Could you give me some tips to solve it? Thanks in advance.

Edited April 8, 20214 yr by john33

Non-empty open sts must have positive measure, so your approach to the first question is correct.  The second question is almost from the definition.

55 minutes ago, john33 said:

Hi everyone, I'm trying to solve some Lebesgue problems from my exercise book and I got stuck in some of them:

• Prove that if a set A has zero measure, then its interior is empty. I've thinking on suppose the contrary and find an open subset of A with positive measure, but I'm not really sure if it's the right way.
• True or false: f is integrable if and only if |f| is integrable over Rn. I know that if f is measurable, then it's correct, but here there is no previous condition so I don't know if the statement is true or false.

Could you give me some tips to solve it?

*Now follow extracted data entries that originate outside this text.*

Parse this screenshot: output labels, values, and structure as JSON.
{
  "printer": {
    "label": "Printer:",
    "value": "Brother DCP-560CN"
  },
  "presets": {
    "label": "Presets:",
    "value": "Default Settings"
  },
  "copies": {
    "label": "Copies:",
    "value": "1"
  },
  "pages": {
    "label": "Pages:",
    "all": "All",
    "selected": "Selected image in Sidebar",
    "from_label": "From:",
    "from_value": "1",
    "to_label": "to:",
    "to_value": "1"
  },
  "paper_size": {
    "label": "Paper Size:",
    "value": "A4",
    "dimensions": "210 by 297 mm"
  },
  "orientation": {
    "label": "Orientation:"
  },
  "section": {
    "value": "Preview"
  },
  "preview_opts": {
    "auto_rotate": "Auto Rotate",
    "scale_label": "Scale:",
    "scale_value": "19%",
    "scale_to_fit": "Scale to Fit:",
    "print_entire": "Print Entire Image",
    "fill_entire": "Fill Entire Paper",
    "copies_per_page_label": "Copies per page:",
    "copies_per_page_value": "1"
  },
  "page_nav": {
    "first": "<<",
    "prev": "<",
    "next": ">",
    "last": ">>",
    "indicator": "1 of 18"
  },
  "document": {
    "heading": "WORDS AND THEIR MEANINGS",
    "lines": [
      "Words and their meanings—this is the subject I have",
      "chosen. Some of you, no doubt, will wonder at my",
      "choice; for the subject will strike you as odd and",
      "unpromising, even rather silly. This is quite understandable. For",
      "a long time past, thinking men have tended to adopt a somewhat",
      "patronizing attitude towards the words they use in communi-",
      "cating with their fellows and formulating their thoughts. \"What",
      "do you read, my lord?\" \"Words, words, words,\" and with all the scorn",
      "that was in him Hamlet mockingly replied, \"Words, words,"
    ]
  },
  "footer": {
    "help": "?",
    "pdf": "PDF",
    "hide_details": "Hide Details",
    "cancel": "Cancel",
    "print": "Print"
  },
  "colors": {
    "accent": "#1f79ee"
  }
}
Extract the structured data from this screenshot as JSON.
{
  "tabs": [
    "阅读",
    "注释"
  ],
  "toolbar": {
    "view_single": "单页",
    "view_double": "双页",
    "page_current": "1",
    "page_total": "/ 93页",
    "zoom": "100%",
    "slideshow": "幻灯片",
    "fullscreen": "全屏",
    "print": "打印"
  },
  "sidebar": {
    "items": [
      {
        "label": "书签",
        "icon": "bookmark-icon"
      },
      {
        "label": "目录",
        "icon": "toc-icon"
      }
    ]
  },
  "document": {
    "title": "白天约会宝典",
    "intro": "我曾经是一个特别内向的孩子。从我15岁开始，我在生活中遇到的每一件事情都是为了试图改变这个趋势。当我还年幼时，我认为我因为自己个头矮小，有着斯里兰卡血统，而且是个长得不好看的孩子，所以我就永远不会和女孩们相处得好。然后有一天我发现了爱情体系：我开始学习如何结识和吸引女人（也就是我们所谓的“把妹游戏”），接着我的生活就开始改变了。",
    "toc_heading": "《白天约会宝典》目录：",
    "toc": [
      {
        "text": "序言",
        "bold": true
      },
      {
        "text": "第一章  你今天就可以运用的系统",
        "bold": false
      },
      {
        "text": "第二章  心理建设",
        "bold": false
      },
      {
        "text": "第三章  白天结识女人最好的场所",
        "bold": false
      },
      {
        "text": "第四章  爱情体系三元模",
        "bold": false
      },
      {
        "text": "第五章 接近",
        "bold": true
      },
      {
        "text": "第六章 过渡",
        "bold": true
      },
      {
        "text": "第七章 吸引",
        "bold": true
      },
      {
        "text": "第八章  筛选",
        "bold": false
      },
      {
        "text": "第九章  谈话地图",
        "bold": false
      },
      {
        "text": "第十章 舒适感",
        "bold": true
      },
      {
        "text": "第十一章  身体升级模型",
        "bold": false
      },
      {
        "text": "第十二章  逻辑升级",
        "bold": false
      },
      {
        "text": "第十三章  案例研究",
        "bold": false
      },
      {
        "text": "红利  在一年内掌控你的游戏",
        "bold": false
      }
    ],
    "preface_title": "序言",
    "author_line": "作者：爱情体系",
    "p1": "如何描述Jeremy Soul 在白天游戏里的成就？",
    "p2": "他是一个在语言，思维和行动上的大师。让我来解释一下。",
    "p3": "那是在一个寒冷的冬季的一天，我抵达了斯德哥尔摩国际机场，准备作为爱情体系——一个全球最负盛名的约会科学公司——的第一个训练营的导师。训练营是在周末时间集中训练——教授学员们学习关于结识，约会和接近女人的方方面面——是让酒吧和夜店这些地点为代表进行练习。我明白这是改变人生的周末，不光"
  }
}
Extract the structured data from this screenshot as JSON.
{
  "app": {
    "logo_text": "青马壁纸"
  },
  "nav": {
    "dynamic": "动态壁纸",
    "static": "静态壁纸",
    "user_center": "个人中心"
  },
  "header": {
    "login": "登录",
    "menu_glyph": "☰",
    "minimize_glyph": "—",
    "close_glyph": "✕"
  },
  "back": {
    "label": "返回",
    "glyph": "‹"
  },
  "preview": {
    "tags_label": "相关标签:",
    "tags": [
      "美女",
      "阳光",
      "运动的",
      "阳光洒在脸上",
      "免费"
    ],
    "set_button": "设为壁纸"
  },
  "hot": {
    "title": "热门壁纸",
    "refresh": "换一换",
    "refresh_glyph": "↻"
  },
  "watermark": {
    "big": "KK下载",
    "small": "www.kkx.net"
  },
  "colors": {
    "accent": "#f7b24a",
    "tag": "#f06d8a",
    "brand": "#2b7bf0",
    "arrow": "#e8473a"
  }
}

Thanks in advance.

For the first one I would try the inverse direction; something like (as @mathematicsuggests),

 

intC≠Ø⇒μ(C)≥0

Think open balls.

I see you already have good help, so I'll leave it at that.

Cheers.

On 4/8/2021 at 3:33 PM, mathematic said:

Non-empty open sts must have positive measure, so your approach to the first question is correct.  The second question is almost from the definition.

The first statement is  not true.  For example, a singleton set has 0 measure.  What is true that any set containing an interval has non-zero measure.

53 minutes ago, Country Boy said:

The first statement is  not true.  For example, a singleton set has 0 measure.  What is true that any set containing an interval has non-zero measure.

Usual definition of open - singleton is NOT open.  Every neighborhood contains points outside the set.

Sorry.   I missed the word "open" in the original question.  Yes, a non-empy OPEN set in a measure space is necessarily of positive measure.